Bloomberg built a system that can write database queries from plain English questions. On Monday the company posted that it scored higher than any system before it on a widely-used AI benchmark. The problem is that researchers identified three months ago that most questions in that benchmark have wrong answers.
The system, called PExA, achieved 70.2 percent execution accuracy on Spider 2.0, a dataset of 632 real-world SQL problems used to test how well AI systems translate English questions into database queries. The score puts PExA in eighth place on the Spider 2.0 leaderboard. But a study published in January found that 62.8 percent of the reference answers in Spider 2.0 are incorrect, meaning the test stopped being a reliable measure of what it was designed to test. The same study found that annotation errors shift where systems rank on the leaderboard by up to nine positions, and that scores on the flawed test correlate only weakly with scores on the corrected version, with a Spearman correlation coefficient of 0.32.
PExA's architecture uses a Planner that generates semantic test cases in parallel, then feeds those results back into the final SQL generation step, according to the paper accepted at ACL 2026. Rather than committing to a single interpretation of an English question, the system explores multiple interpretations simultaneously, which Bloomberg says makes it more robust to ambiguous database schemas. That design choice may help PExA handle noisy, real-world data better than competitors, or it may mean PExA happens to perform well on the specific queries where annotation is wrong.

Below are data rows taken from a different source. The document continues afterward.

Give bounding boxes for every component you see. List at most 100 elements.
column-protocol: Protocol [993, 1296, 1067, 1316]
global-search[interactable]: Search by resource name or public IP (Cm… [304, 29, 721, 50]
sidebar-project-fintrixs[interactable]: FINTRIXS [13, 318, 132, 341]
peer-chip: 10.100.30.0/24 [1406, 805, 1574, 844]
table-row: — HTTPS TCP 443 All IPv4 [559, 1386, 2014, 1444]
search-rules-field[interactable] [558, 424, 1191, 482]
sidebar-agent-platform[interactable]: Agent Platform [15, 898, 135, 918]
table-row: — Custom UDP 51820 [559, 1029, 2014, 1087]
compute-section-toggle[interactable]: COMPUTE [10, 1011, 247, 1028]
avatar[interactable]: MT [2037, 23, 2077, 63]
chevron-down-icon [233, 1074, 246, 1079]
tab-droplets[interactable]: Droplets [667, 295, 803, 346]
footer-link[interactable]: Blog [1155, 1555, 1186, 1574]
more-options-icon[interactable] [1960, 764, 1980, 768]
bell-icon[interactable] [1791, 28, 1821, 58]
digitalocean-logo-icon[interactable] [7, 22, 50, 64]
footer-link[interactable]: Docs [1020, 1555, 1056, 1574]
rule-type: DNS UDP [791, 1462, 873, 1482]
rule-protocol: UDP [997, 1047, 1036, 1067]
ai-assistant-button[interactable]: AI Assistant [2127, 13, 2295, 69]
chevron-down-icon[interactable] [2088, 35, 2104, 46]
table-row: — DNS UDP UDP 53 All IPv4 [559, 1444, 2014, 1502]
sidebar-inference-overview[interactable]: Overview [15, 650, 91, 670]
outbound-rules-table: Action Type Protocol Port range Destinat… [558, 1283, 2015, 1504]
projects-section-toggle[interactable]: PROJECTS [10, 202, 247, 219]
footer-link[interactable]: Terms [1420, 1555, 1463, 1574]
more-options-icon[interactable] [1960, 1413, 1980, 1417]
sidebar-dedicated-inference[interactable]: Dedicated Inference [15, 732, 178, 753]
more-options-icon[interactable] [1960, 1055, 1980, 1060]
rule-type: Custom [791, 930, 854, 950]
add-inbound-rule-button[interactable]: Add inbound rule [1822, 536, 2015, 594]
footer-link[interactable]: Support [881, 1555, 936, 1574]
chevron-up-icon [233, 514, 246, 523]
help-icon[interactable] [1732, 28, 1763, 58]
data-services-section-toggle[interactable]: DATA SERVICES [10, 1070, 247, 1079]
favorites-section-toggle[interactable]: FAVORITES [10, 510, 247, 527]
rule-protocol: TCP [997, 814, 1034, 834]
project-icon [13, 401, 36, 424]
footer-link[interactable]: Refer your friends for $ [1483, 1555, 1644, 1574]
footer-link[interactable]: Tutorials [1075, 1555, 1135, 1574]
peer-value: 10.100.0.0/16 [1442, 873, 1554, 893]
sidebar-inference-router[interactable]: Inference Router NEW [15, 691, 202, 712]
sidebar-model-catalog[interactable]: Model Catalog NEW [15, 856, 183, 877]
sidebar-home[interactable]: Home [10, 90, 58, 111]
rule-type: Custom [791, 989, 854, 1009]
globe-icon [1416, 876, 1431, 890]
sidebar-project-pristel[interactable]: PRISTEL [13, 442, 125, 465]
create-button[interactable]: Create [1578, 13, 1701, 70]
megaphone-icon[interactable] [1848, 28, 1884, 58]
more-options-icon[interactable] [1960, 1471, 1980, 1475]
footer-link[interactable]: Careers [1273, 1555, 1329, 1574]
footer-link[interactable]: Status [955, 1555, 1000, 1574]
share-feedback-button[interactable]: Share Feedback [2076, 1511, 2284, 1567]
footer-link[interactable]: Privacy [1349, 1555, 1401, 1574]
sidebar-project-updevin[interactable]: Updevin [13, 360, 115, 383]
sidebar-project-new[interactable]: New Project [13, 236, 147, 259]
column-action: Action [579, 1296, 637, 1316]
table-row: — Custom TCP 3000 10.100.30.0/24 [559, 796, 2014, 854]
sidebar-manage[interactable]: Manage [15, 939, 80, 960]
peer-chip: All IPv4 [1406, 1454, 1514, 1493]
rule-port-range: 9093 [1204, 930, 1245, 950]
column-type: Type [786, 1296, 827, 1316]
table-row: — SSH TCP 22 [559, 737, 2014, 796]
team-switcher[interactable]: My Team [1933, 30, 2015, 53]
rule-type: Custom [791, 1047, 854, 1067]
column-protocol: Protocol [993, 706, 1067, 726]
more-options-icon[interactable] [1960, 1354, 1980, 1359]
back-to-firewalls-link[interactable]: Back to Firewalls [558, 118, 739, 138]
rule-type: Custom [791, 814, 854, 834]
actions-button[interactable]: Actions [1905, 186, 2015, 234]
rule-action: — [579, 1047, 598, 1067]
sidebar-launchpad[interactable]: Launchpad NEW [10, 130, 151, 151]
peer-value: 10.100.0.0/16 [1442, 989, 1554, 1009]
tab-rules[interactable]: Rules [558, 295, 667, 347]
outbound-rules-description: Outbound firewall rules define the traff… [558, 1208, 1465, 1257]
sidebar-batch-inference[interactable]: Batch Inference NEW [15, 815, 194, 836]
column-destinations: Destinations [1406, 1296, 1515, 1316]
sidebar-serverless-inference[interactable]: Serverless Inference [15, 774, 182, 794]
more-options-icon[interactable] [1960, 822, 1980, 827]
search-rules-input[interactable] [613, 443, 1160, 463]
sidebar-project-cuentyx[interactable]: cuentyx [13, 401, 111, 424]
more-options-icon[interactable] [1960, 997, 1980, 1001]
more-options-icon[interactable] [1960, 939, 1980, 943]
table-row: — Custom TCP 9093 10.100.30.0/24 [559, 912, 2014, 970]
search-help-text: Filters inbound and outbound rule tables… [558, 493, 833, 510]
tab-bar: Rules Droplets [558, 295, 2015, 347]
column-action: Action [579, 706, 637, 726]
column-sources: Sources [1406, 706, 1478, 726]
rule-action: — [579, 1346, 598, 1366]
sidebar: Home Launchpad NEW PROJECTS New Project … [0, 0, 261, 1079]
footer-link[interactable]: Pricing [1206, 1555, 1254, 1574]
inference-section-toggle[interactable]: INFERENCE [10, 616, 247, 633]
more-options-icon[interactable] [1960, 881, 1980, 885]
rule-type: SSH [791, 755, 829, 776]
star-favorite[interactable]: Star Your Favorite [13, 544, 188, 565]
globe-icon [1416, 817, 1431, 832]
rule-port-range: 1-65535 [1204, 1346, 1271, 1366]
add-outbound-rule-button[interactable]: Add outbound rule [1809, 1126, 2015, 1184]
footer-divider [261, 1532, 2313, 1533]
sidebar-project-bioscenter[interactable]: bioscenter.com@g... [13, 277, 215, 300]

The gap between first place and eighth on the Spider 2.0 leaderboard may be entirely noise. What would settle the question is an evaluation on a corrected test set, which does not yet exist publicly.
Until then, every SOTA claim on Spider 2.0 is qualified by the fact that the test itself is wrong for most of its cases. The question for anyone using these benchmarks to make build-or-buy decisions: would you hire a database engineer based on a test where most of the questions have wrong answers?